AVEVA will acquire OSIsoft Group for an enterprise value of $5 billion (£3.77m), on a cash-free and debt-free basis. The consideration will be paid $4.4 billion in cash plus 13.7 million consideration shares. The cash part will be funded through a capital increase up to $3.5 billion and the balance of $900m by new debt facilities.
AVEVA will issue 125,739,796 rights on the basis of 7 rights issue shares for every 9 ordinary shares held, which correspond to 77.8% of the current issued AVEVA capital. Their price is set with a 45.8% discount. 13.7 million consideration shares equal 8.4% of the current capital and will be issued to the OSIsoft founder Dr J. Patrick Kennedy without discount.

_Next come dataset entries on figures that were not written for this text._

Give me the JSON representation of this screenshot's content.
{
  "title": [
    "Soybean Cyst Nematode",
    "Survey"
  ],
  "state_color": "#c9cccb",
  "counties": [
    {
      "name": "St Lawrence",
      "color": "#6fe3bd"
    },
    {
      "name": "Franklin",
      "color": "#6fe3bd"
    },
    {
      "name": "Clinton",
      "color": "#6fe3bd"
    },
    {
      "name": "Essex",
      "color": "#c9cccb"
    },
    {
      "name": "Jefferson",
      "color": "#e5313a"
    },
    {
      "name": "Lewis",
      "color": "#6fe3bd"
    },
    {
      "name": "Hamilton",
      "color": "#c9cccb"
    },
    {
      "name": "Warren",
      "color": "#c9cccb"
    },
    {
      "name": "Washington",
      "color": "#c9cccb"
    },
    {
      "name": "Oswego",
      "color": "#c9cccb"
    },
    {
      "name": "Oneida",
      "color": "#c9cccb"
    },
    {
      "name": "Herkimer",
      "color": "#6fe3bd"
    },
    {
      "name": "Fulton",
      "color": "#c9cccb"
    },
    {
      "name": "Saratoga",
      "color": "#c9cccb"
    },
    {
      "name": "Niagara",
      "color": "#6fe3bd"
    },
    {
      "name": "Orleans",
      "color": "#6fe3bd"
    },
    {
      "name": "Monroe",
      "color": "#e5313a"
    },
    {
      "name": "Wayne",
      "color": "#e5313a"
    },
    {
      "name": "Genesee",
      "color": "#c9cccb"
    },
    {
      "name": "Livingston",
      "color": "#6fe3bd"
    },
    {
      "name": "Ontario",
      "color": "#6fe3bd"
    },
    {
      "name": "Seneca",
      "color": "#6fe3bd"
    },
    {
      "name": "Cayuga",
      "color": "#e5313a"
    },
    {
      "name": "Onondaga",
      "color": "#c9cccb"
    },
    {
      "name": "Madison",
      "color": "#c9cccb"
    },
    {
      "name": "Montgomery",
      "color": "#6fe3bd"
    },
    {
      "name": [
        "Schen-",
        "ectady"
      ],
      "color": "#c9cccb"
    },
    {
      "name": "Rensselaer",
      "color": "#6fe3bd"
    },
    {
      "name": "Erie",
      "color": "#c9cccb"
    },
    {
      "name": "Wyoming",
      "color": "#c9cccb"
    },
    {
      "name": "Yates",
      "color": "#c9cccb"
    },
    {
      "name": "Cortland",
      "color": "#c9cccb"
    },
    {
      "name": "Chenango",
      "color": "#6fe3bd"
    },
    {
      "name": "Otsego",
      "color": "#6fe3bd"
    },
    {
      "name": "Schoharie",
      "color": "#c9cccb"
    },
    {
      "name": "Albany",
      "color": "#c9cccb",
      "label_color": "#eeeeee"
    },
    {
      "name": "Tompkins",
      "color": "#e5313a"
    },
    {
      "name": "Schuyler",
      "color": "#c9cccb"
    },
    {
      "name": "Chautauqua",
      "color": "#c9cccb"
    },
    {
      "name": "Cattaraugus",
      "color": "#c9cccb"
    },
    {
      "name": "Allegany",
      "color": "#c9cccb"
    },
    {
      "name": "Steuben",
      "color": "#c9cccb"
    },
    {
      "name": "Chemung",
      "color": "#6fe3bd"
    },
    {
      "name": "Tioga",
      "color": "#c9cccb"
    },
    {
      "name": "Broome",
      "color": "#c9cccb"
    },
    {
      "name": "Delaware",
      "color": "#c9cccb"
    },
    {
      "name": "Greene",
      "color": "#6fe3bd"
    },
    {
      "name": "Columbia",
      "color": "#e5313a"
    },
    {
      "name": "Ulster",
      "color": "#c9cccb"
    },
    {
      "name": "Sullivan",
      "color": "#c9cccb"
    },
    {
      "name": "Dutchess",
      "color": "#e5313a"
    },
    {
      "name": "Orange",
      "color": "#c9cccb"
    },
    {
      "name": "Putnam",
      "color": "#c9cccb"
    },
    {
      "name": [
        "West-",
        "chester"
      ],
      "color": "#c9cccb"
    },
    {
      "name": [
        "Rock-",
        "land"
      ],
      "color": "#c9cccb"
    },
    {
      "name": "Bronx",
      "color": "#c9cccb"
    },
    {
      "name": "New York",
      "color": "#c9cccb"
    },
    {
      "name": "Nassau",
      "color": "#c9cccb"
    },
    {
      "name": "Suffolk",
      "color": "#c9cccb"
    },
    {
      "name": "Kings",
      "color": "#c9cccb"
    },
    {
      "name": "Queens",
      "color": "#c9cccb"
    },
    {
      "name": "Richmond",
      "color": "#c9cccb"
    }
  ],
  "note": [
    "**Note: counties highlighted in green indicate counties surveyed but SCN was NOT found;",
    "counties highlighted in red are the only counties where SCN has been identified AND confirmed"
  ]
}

ECGS considers the proposed deal as an interesting opportunity to acquire a clear market leader and defacto industry standard. Nevertheless, the deal is transformational for AVEVA and investors should seriously assess integration risks.
The price is reasonable with regards to sector multiples, new borrowings will increase the leverage without harming the group’s strong financial position.
Aveva Group is a holding company. Through its subsidiaries, Co. is engaged in the licensing of the rights to use its software products directly to end users and to a lesser extent indirectly through resellers. Co.'s services consist primarily of consultancy, implementation services and training, and are performed under separate service arrangements. Co.'s products are most applicable in industries that include Oil and Gas, Marine, Power, Petrochemical and Chemical, and other markets such as AEC Fabrication, Paper and Pulp, Mining and Pharmaceuticals.